When you’re divorcing, your entire way of life is on the line – where you and your children will live, who will own your business, what your monthly bills will cost. The emotional toll of divorce can rival that of losing a loved one. Allowing a capable and dedicated legal professional to handle the details gives you the emotional and mental space you need to process your divorce and move forward. It also helps protect your interests when you otherwise might be vulnerable.
Your lawyer can guide you on the legal realities that apply to your divorce. They can help you anticipate issues or problems that you otherwise might not consider. The better you resolve potential difficulties in your settlement, the fewer bumps you’ll experience post-divorce.
Know Your Finances and Goals Going Into the Bargaining Table
You should compile all of your financial information as early in the process as possible to get an idea of exactly where you stand. This includes income, expenses, assets, liabilities, and debts. Your spouse will likely ask you for this information and vice versa, and California law mandates that this information be exchanged and formally known as Declarations of Disclosures.

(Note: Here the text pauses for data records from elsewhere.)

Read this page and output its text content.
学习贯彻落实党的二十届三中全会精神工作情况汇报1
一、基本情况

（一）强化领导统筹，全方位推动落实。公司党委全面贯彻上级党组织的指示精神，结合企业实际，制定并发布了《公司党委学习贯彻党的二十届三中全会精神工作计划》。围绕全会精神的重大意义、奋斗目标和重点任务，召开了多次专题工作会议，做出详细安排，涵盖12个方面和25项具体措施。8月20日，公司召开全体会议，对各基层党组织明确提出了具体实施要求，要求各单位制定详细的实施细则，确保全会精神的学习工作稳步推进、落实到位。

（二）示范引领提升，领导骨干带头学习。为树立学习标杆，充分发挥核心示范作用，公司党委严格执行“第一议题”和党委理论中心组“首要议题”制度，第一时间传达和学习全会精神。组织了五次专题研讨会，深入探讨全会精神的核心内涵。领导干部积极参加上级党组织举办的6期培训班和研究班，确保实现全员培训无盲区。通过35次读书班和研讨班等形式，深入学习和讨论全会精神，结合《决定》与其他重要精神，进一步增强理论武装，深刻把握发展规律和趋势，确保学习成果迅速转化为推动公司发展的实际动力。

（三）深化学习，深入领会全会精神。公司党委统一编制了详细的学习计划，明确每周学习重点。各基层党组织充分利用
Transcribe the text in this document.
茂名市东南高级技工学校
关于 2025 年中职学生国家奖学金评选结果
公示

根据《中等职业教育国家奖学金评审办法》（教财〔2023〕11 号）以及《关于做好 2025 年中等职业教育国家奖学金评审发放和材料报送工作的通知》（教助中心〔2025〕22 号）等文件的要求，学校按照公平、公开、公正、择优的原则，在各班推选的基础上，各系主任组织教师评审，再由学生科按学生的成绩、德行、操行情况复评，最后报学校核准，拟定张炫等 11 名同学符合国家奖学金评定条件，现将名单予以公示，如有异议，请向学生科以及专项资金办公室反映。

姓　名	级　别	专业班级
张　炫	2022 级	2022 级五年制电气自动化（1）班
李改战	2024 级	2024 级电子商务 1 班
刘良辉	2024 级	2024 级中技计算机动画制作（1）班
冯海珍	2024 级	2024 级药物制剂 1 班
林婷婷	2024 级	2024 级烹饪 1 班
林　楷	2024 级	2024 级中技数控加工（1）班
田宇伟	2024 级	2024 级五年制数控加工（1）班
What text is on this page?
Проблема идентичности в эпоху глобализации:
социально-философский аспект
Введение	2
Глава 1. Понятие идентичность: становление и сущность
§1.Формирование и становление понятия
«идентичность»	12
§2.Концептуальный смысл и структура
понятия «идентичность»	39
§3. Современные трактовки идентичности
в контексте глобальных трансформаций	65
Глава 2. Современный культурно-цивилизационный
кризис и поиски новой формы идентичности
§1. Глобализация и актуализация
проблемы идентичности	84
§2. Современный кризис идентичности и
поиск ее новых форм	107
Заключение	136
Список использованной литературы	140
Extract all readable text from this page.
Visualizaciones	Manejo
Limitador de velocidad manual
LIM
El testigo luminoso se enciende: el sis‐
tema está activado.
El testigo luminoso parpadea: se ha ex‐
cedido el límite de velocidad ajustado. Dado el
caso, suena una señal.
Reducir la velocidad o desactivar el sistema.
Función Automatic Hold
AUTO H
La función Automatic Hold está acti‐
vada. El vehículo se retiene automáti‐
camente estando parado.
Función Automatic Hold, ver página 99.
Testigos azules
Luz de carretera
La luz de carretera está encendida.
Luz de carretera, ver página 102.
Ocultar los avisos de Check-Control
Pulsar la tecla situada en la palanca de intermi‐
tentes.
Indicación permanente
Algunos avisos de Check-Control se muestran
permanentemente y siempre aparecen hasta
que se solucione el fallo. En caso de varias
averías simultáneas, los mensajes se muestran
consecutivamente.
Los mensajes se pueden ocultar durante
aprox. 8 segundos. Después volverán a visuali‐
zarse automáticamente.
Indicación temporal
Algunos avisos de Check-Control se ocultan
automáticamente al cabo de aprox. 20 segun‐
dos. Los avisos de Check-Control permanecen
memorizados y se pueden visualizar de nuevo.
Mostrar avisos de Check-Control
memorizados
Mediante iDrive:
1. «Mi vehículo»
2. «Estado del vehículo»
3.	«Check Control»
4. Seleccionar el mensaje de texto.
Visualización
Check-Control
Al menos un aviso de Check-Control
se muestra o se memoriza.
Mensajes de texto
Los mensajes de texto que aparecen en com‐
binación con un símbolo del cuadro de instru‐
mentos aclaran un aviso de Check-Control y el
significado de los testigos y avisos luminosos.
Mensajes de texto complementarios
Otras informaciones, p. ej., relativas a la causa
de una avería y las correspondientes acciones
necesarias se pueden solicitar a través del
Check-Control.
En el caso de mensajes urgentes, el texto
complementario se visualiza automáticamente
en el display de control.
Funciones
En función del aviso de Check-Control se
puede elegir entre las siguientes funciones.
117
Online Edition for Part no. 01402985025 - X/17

You and your attorney will discuss your financial goals and establish what you want your financial future to look like after your divorce. If you suspect your spouse is concealing income or assets from you, you may need a forensic accounting investigation.
Your attorney will also help you understand the specific California community property laws that apply to your assets, debts, and spousal support calculations before negotiations begin. You can’t negotiate effectively without understanding the position you start under state law.
Avoid Hard Positional Bargaining
The goal of settlement negotiations is to ultimately agree on certain terms. Approaching the negotiating table with hard lines drawn in the sand can frustrate this purpose.
Rather than picking a position and sticking to it, focus on your interests by priority. What are the interests that are most important to you and how can you achieve them?
For example, you could decide that you won’t accept any offers of spousal support that are less than a specific amount of dollars per month. Or you can recognize the interest you’re trying to protect – the ability to pay your bills in full – and communicate your needs in a clear and reasonable way.
Be Open to Compromise but Know When to Walk Away
You don’t want to burn any bridges with your spouse, especially if you anticipate co-parenting together for the long-term. Divorce settlements naturally require both parties to compromise to come to an agreement without court intervention. If either side is unwilling to bend even a little to meet the other halfway, negotiations will break down.
That being said, sometimes you and your spouse simply cannot come to an agreement on key issues. You may suspect that your spouse is abusing the process or isn’t negotiating in good faith, in which case you may have no choice but to turn to divorce litigation.
Tips for the Settlement Negotiation Process
Although divorce settlement negotiations are a practical solution to a practical problem, they are also a highly personal process. You can take certain steps to lessen the stress:
- Make sure you understand how California law treats the assets, debts, spousal support, and other issues in your case before negotiating.
- Make sure you understand your big-picture goals and interests.
- Conduct yourself respectfully and be on time for appointments
- Try not to react defensively even if you feel attacked
- Don’t feel pressured to respond to new information immediately
- Don’t feel forced into making a decision, even if your lawyer approves
- Avoid using substances to calm your nerves
Clear communication is absolutely critical in divorce settlement negotiations. Although you and your spouse are dissolving your marriage, you’re working together towards an agreement. This requires a certain level of empathy for the “other side.”
A successful divorce settlement can result in a “win-win” for both you and your spouse. The right family law attorney can help you manage your expectations, work through your emotions, stand your ground, and assess your options with a strategic eye. Although divorce is seldom easy, you can achieve a bright post-divorce future for you and your family.